The Deputy Minister for Lands and Natural Resources, Benito Owusu Bio, just like various chiefs and residents who graced the occasion was full of praise to Goldfields for the project.
He told Citi News the Ministry is making it a model for other mines.
“I believe that by alignment of their CSR projects with appropriate local infrastructure needs, mining companies can contribute positively and significantly to the sustainable development of their host communities. By this road therefore, Gold Fields has contributed to a legacy project for the betterment of the citizenry in its area of operation. Therefore, while I say well done to Gold Fields, I wish to reiterate my encouragement to other mining companies to do same, if not more.”
“We are trying to mirror what has been done in terms of this arrangement that the government had with Goldfields on the development of this infrastructure. We want to use that same arrangement on the Tarkwa road and so far we have called in the stakeholders and the discussions are ongoing. Ghana Bauxite and other mines are all on board.
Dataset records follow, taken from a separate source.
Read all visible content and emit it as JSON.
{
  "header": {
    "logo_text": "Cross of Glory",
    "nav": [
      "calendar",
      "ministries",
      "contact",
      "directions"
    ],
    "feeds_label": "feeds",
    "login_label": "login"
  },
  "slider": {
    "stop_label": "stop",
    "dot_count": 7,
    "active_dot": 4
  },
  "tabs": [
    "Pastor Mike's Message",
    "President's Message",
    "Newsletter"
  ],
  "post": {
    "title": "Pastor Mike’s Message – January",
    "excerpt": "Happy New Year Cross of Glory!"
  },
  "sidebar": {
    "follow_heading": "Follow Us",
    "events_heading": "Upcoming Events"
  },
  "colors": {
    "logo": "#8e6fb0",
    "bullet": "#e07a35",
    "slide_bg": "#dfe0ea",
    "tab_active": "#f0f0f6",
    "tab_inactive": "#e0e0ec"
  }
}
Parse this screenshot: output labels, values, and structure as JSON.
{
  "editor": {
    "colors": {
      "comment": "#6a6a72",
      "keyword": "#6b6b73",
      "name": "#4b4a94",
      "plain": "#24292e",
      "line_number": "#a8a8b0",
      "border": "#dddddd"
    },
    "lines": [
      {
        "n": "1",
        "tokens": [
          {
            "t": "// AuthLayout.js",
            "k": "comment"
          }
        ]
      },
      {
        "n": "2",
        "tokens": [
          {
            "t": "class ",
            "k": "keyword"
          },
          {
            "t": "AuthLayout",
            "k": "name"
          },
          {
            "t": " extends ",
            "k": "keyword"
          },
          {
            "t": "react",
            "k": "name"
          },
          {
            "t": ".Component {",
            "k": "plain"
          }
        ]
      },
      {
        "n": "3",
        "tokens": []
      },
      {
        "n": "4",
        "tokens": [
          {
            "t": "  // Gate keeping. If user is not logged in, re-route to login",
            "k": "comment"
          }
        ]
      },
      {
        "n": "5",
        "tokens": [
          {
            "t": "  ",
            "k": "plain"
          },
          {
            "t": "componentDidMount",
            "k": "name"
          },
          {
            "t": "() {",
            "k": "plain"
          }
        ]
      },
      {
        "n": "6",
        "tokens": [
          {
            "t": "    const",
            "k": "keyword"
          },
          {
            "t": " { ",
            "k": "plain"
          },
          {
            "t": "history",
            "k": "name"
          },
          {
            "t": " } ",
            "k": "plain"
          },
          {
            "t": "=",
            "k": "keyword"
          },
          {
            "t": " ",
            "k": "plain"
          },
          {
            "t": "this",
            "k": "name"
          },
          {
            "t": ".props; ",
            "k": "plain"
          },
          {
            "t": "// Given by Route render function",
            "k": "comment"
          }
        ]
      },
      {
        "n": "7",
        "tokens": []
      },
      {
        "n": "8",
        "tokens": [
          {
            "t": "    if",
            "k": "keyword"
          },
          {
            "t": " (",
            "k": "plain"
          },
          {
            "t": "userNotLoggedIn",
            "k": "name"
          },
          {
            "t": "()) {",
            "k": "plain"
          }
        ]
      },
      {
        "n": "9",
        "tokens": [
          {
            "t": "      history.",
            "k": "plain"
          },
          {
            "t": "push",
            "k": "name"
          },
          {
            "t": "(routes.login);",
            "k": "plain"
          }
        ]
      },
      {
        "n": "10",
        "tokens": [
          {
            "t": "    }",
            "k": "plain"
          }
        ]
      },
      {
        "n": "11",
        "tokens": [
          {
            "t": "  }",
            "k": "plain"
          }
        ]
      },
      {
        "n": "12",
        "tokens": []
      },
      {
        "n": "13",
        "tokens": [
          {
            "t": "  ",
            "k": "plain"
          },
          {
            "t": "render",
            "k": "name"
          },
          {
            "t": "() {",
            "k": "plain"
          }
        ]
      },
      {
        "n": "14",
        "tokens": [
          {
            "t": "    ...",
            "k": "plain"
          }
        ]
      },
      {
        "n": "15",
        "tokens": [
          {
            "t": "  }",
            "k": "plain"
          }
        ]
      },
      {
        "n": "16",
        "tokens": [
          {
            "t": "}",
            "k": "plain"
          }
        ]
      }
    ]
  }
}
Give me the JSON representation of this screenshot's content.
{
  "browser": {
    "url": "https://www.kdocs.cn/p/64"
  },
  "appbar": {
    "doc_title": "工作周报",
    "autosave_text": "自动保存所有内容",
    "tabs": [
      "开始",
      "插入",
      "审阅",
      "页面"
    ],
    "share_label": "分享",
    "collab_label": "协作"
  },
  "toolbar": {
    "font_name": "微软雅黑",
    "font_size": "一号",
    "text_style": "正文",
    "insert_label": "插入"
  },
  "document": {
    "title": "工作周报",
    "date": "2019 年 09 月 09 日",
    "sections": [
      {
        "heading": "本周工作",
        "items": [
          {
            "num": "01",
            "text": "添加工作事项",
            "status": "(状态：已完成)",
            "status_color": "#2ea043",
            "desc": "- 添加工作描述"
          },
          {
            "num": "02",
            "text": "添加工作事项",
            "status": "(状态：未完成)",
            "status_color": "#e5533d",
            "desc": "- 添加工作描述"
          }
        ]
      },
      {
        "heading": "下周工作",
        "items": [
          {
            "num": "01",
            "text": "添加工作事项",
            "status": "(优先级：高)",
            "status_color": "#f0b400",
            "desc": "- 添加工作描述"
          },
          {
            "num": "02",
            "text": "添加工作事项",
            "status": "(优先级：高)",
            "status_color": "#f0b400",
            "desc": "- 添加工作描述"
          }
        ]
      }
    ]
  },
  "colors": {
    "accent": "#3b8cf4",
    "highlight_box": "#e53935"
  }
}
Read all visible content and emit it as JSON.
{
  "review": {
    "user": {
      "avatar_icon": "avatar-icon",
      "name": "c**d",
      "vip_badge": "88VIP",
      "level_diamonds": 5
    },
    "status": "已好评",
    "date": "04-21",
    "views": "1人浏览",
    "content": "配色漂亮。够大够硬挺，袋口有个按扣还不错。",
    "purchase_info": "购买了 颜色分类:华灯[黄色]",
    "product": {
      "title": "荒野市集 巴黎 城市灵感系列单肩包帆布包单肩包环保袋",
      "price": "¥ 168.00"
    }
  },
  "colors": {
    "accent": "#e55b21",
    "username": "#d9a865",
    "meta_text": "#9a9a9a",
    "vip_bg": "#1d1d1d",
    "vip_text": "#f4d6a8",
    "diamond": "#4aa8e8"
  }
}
One thing we need to make clear for all Ghanaians to understand is that, when we say Goldfields has actually pumped in 27 million dollars to fix this road, yes it is an upfront money coming from Goldfields but at the end of the day it is Ghana money because they are going to add to their cost which was part of the development arrangement reached with government,” the Deputy Minister said.
Traditional leaders, the MP for Prestea-Huni-Valley, Barbara Oteng-Gyasi, the MP for Tarkwa-Nsueam, George Mireku Duka as well as the Western Regional Minister, Kwabena Okyere Darko Mensah who graced the commissioning of the all-important road commended Goldfields for such a crucial infrastructure.
While reminding Goldfields to commit to other promised projects, they urged other mines in the area to emulate what Goldfields is doing to support the development of the area.